Stacey Boyd has spent her entire career in education, as a teacher, a principal, and an entrepreneur. She saw firsthand how programs like music, art, and P.E. helped students succeed, but how hard it was to get funds to support those programs and how easy it was for them to get cut. So three years ago, inspired by that proven formula for academic success, she launched Schoola, an online marketplace that puts paintbrushes, books, baseballs and violins back into the hands of children in schools across the U.S. using a unique fundraising solution… the resale of gently used women’s and kids’ clothing.
“Close to 80% of schools in the U.S. have had some sort of cut in funding and the very first programs to go are art, music, drama, and physical education, these things that we know make a huge difference in the lives of kids.”
What’s now hailed as an “amazing mash-up of community building, upcycling and commerce,” started with a simple idea… have parents clean out their closets for the benefit of their school. Stacey’s vision became a reality when a few innovative schools took her call to run a clothing drive during the last (and busiest) week of the 2012-2013 school year.
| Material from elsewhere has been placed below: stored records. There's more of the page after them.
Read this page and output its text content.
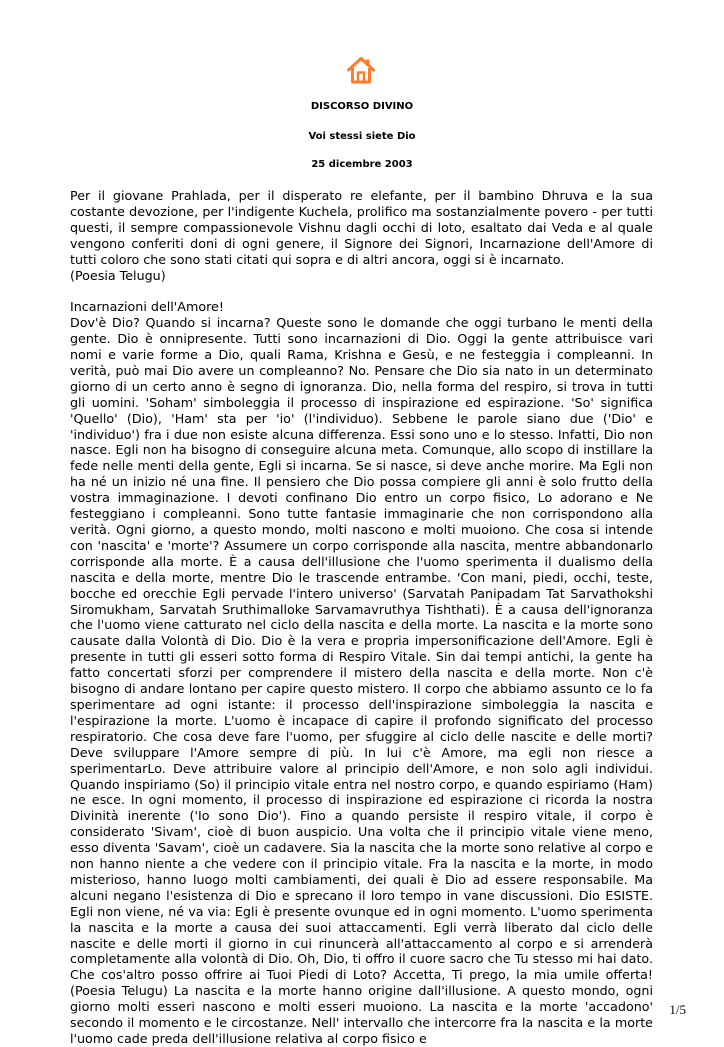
DISCORSO DIVINO
Voi stessi siete Dio
25 dicembre 2003

Per il giovane Prahlada, per il disperato re elefante, per il bambino Dhruva e la sua costante devozione, per l'indigente Kuchela, prolifico ma sostanzialmente povero - per tutti questi, il sempre compassionevole Vishnu dagli occhi di loto, esaltato dai Veda e al quale vengono conferiti doni di ogni genere, il Signore dei Signori, Incarnazione dell'Amore di tutti coloro che sono stati citati qui sopra e di altri ancora, oggi si è incarnato.

(Poesia Telugu)

Incarnazioni dell'Amore!

Dov'è Dio? Quando si incarna? Queste sono le domande che oggi turbano le menti della gente. Dio è onnipresente. Tutti sono incarnazioni di Dio. Oggi la gente attribuisce vari nomi e varie forme a Dio, quali Rama, Krishna e Gesù, e ne festeggia i compleanni. In verità, può mai Dio avere un compleanno? No. Pensare che Dio sia nato in un determinato giorno di un certo anno è segno di ignoranza. Dio, nella forma del respiro, si trova in tutti gli uomini. 'Soham' simboleggia il processo di inspirazione ed espirazione. 'So' significa 'Quello' (Dio), 'Ham' sta per 'io' (l'individuo). Sebbene le parole siano due ('Dio' e 'individuo') fra i due non esiste alcuna differenza. Essi sono uno e lo stesso. Infatti, Dio non nasce. Egli non ha bisogno di conseguire alcuna meta. Comunque, allo scopo di instillare la fede nelle menti della gente, Egli si incarna. Se si nasce, si deve anche morire. Ma Egli non ha né un inizio né una fine. Il pensiero che Dio possa compiere gli anni è solo frutto della vostra immaginazione. I devoti confinano Dio entro un corpo fisico, Lo adorano e Ne festeggiano i compleanni. Sono tutte fantasie immaginarie che non corrispondono alla verità. Ogni giorno, a questo mondo, molti nascono e molti muoiono. Che cosa si intende con 'nascita' e 'morte'? Assumere un corpo corrisponde alla nascita, mentre abbandonarlo corrisponde alla morte. È a causa dell'illusione che l'uomo sperimenta il dualismo della nascita e della morte, mentre Dio le trascende entrambe. 'Con mani, piedi, occhi, teste, bocche ed orecchie Egli pervade l'intero universo' (Sarvatah Panipadam Tat Sarvathokshi Siromukham, Sarvatah Sruthimalloke Sarvamavruthya Tishthati). È a causa dell'ignoranza che l'uomo viene catturato nel ciclo della nascita e della morte. La nascita e la morte sono causate dalla Volontà di Dio. Dio è la vera e propria impersonificazione dell'Amore. Egli è presente in tutti gli esseri sotto forma di Respiro Vitale. Sin dai tempi antichi, la gente ha fatto concertati sforzi per comprendere il mistero della nascita e della morte. Non c'è bisogno di andare lontano per capire questo mistero. Il corpo che abbiamo assunto ce lo fa sperimentare ad ogni istante: il processo dell'inspirazione simboleggia la nascita e l'espirazione la morte. L'uomo è incapace di capire il profondo significato del processo respiratorio. Che cosa deve fare l'uomo, per sfuggire al ciclo delle nascite e delle morti? Deve sviluppare l'Amore sempre di più. In lui c'è Amore, ma egli non riesce a sperimentarLo. Deve attribuire valore al principio dell'Amore, e non solo agli individui. Quando inspiriamo (So) il principio vitale entra nel nostro corpo, e quando espiriamo (Ham) ne esce. In ogni momento, il processo di inspirazione ed espirazione ci ricorda la nostra Divinità inerente ('Io sono Dio'). Fino a quando persiste il respiro vitale, il corpo è considerato 'Sivam', cioè di buon auspicio. Una volta che il principio vitale viene meno, esso diventa 'Savam', cioè un cadavere. Sia la nascita che la morte sono relative al corpo e non hanno niente a che vedere con il principio vitale. Fra la nascita e la morte, in modo misterioso, hanno luogo molti cambiamenti, dei quali è Dio ad essere responsabile. Ma alcuni negano l'esistenza di Dio e sprecano il loro tempo in vane discussioni. Dio ESISTE. Egli non viene, né va via: Egli è presente ovunque ed in ogni momento. L'uomo sperimenta la nascita e la morte a causa dei suoi attaccamenti. Egli verrà liberato dal ciclo delle nascite e delle morti il giorno in cui rinuncerà all'attaccamento al corpo e si arrenderà completamente alla volontà di Dio. Oh, Dio, ti offro il cuore sacro che Tu stesso mi hai dato. Che cos'altro posso offrire ai Tuoi Piedi di Loto? Accetta, Ti prego, la mia umile offerta! (Poesia Telugu) La nascita e la morte hanno origine dall'illusione. A questo mondo, ogni giorno molti esseri nascono e molti esseri muoiono. La nascita e la morte 'accadono' secondo il momento e le circostanze. Nell' intervallo che intercorre fra la nascita e la morte l'uomo cade preda dell'illusione relativa al corpo fisico e

1/5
Parents sent in their gently used clothing, Stacey listed the clothes on the Schoola site at great prices, and the buying began. In the end, the participating schools received proceeds from every item sold to use to fund those critical programs that most often end up on the “budget cuts” chopping block. The concept quickly grew in reach and an altruistic, education-based brand was born.
Today, over 300,000 families are part of the Schoola family and solution, donating, shopping, and helping to fundraise for more than 20,000 schools nationwide. And getting involved could not be easier… you can request a postage-paid donation bag to fill with gently used kids’ and women’s clothing that you mail from home or you can book a school-wide clothing drive (any school in the contiguous U.S. can participate).
Once the apparel donations are received at the Schoola warehouse they are photographed and uploaded to the site, and sold for up to 70% off retail with 40% of the proceeds going directly to the donor’s school of choice.
To understand the enormous impact that the Schoola concept has, consider that the site’s top earning school, KIPP Academy Middle School, has raised over $75,000 to date for their music program. Seventy-five.Thousand.Dollars!!
On a global scale, Stacey and the dedicated Schoola team recently partnered with the greatest champion of girls’ education… Malala Yousafzai. In conjunction with the release of the highly anticipated documentary film, He Named Me Malala, Schoola designed special, pre-paid clothing donation bags specifically to fundraise for the Malala Fund, which is committed to promoting girls’ education projects in the most vulnerable communities around the world. We were honored to give each of our #FearlessFestNYC guests a Schoola/Malala Fund donation bag to fill in support of this empowering cause.
To continue to encourage everyone to donate and raise money for schools throughout the year, Schoola has an ongoing #PasstheBag challenge… just request a bag, fill it with clothes, and send it in. Then challenge at least 3 friends or family members to do the same. We cannot think of a more inspired reason to clean out our closets… again, and again, and again.
What Else You Should Know About Stacey Boyd
Prior to life as the proud Founder and CEO of Schoola, Stacey, who earned her MBA and Masters in Public Policy from Harvard, created Savvy Source, an online community to help parents make the most of their child’s early education years. But she’s most proud of having founded The Academy of the Pacific Rim in 1997. One third of the children that entered the Academy were 3-5 years below grade level upon entering. At the end of its first year of operation, the Academy was one of the highest performing middle schools in Boston. In 1999, she founded Project Achieve, an information management system for primary and secondary schools which was available to 15% of US schools. In 2004, Stacey founded Global Learning Ventures, a boutique consulting firm that provided education and technology consulting services to non-profits, corporations and government entities focused on education in the Middle East and Sub-Saharan Africa.
Stacey serves on the board of the National Council for Teacher Quality. She is an advisor for PBS on its education programming and was named one of the World Economic Forum’s 100 Global Leaders for Tomorrow. She lives in San Francisco, California, with her husband, Scott Hamilton, and their two daughters.